Jacqueline Woodson writes about the 1921 Tulsa Race Massacre in...

Jacqueline Woodson writes about the 1921 Tulsa Race Massacre in her book "Red at the Bone." Credit: Tiffany A. Bloomfield

Jacqueline Woodson's latest novel "Red at the Bone" begins with an orchestra playing music, the murmur of a room full of relatives, a brownstone staircase on which a teenage girl in a dress once made for her mother descends. "Finally 16," the character muses, "and the moment like a hand holding me out to the world."
It's the start of a book that floats among the perspectives of several main characters, all members of two very different black families in New York whose lives are united after an unexpected teenage pregnancy — resulting in Melody, the young woman we meet in the opening pages. Time moves backward and forward in the novel, showing us where the characters have been, what made them who they are, where they are going.
"I'm starting the reader smack dab in the center of something, not a once upon a time," said Woodson, in a telephone interview from her Brooklyn home. "You're coming into something that is already in progress." Planning the book, she said, made her realize anew that "life is not a linear narrative ... In order to talk about something that was in progress, I had to go back and forward and be in the present and the past, because if I just tried to tell a story in one place in time, it wouldn't be true."
Woodson is the author of more than two dozen books. Much of her work, including the National Book Award-winning "Brown Girl Dreaming," has been for young readers; "Red at the Bone" is one of her few books for adults, following "Another Brooklyn" in 2016.
The spark for "Red at the Bone" came from Woodson's desire to write something about the 1921 Tulsa Race Massacre, a vivid memory for Melody's grandmother (who was a child at the time). "There is so little written about it that young people don't study it, people don't know about it," Woodson said.
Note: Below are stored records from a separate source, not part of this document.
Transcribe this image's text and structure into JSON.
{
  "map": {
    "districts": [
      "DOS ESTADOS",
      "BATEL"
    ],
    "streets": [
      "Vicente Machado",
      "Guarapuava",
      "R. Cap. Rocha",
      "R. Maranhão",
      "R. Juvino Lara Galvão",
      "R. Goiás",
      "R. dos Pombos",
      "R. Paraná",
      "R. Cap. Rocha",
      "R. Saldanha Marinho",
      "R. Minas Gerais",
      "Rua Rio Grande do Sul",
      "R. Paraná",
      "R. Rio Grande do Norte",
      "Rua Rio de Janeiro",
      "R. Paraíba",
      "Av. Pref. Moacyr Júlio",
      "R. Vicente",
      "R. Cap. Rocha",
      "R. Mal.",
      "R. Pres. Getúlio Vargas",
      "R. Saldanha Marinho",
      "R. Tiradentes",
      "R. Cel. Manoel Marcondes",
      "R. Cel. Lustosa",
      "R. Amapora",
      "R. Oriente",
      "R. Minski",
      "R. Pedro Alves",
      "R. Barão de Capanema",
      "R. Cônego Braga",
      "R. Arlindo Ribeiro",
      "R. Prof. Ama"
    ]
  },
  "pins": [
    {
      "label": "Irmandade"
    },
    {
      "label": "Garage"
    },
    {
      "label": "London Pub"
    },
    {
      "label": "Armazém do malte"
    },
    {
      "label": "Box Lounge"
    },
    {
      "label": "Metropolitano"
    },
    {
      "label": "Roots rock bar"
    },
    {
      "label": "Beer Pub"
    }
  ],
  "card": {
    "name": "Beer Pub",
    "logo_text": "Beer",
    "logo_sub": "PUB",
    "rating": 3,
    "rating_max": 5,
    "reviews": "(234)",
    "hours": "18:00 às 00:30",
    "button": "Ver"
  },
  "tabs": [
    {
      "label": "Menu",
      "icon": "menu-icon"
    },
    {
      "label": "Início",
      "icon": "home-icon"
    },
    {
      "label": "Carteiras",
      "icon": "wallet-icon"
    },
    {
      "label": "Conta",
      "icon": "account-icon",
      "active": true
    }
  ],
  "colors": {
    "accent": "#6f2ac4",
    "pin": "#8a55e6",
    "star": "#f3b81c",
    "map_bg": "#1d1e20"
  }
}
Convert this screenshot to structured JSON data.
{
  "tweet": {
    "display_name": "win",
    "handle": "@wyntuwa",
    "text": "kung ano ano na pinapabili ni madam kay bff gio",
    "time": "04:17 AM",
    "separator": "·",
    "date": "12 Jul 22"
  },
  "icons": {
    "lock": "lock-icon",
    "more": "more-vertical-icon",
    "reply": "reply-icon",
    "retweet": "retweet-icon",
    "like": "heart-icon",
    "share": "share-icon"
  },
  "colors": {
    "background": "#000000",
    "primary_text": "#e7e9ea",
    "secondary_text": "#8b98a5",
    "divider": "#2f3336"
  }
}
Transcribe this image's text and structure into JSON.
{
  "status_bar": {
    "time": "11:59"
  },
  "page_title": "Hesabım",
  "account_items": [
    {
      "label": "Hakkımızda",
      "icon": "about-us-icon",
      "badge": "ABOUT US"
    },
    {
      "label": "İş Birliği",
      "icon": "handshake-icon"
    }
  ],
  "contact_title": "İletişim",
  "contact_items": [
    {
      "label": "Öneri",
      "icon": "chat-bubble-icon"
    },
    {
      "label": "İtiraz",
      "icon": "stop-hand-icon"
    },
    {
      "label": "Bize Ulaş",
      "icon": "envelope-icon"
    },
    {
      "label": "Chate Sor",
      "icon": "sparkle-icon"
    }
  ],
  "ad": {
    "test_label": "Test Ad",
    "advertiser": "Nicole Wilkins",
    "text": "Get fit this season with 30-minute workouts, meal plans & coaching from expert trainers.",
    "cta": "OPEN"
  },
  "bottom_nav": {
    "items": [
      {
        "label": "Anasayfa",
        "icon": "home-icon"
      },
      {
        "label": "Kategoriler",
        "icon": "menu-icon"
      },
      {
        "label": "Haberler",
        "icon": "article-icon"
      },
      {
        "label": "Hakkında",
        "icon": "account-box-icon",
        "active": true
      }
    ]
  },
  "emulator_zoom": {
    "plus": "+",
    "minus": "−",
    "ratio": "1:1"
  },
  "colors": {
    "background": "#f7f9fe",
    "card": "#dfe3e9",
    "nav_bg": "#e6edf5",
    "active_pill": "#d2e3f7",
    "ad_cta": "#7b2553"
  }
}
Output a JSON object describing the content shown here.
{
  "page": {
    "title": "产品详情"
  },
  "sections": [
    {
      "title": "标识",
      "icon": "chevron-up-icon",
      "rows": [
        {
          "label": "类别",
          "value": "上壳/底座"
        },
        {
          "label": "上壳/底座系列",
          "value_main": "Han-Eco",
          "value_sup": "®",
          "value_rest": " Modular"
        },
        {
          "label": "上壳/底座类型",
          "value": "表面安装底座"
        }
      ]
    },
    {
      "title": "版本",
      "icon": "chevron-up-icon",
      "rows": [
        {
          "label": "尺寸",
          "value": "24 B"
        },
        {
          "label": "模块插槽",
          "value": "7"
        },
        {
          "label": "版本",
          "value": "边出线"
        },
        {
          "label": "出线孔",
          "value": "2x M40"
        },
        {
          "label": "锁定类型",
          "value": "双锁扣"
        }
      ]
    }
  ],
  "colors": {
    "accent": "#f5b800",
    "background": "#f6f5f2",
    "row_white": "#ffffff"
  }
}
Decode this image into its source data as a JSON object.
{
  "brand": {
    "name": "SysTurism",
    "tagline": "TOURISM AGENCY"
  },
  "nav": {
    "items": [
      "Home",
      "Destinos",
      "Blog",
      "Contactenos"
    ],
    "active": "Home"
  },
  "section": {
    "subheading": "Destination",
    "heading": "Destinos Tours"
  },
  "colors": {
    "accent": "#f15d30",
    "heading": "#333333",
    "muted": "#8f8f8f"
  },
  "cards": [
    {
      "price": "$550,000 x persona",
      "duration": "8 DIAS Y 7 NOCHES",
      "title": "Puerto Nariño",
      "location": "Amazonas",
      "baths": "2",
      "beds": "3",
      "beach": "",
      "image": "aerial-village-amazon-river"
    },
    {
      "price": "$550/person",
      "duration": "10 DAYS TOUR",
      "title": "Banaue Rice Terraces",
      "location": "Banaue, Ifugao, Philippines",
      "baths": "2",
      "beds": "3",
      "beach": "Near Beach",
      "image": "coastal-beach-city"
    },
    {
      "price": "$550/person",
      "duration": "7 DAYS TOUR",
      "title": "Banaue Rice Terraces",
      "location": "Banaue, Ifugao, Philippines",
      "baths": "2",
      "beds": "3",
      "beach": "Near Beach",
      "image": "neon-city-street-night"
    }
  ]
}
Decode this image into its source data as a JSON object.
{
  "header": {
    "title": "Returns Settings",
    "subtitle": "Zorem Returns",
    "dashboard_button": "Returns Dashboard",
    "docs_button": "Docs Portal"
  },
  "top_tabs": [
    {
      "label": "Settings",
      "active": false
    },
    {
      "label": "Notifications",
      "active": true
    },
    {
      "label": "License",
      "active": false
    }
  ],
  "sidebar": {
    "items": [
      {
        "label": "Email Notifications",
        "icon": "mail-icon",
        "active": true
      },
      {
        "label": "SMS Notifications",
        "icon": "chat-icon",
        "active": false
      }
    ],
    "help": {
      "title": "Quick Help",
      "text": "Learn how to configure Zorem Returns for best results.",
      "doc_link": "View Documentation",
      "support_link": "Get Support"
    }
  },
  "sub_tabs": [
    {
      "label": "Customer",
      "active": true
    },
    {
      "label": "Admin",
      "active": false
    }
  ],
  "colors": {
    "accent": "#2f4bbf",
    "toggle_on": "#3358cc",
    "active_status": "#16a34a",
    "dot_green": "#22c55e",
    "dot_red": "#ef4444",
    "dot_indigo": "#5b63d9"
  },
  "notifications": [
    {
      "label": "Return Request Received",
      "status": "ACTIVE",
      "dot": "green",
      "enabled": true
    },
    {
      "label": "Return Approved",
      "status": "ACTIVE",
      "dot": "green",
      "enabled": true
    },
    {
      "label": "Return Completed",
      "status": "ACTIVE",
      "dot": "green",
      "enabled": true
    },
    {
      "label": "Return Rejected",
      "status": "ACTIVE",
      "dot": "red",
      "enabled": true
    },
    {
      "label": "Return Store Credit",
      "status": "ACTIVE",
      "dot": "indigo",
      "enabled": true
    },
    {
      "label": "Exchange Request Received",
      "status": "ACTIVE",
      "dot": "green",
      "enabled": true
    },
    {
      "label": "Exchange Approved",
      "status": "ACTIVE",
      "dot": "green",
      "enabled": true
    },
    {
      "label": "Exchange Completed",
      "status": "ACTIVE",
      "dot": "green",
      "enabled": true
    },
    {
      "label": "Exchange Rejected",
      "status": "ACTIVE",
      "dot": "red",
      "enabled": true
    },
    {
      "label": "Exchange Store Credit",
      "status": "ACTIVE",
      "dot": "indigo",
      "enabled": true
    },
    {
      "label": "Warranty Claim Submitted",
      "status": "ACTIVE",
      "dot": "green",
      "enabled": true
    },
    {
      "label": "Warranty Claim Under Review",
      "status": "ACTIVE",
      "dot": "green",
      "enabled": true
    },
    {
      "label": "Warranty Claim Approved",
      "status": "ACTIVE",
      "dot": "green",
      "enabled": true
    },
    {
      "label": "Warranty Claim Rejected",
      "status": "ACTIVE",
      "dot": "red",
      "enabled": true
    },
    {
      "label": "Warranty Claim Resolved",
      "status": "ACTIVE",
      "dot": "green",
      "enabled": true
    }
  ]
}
In two days of violence, a thriving black neighborhood was looted and burned by white rioters. As many as 300 people may have been killed, and thousands of black Tulsans were imprisoned or interned.
Woodson wanted to convey "the enormity of the damage, the enormity of the destruction of black wealth." The massacre casts a shadow in the family; from the grandmother who remembers it to her daughter and granddaughter who don't, but who understand why the elder generation so carefully guarded what was theirs.
Getting to know the characters is a huge part of Woodson's process. She described one moment that came to her early, involving Melody's father, Aubrey. Unlike Melody and her mother Iris' well-off family, Aubrey grew up poor, and in the book's early birthday party scene he stands in the elegant brownstone where his daughter lives. "He doesn't know what to do with his hands," said Woodson, describing the moment. "He's in a different place, he's a young dad, in a different economic class, in this grand house with these grand people who have this long history of knowing where they came from, and him not having that. As it became more and more clear who he was, that moment made more and more sense to me. That he would be standing there, awkwardly."
"As a writer, I'm not going to say, 'He's standing there awkwardly.' That's breaking the rule of writing — show, don't tell. So I want to show how this is for him, how in the awkwardness there is also a longing and a sadness and a confusion."
These days, Woodson's at work on a middle-grade book, a picture book, a newspaper article and a television adaptation of her book "Behind You"; she's fairly new to screenwriting, but likes it. "It's interesting for me in that I kind of have to shut off my narrative voice," she said. "But I'm seeing how it kind of seeps into my fiction and dries it out a little bit, and I don't want that to happen."
But the world of "Red at the Bone" is clearly still close to her heart. Asked about the title (a phrase that appears in the book, to indicate a feeling of rawness and immediacy), Woodson said that it felt like the truth for the characters. "All of them, and each of us, is still in the making, still cooking, still fragile," she said. "I remember the title coming to me, even before I finished the book. I knew that this was part of the journey, to show the fragility of life itself, the fragility of emotion and desire and family and love — to me it all feels kind of red at the bone."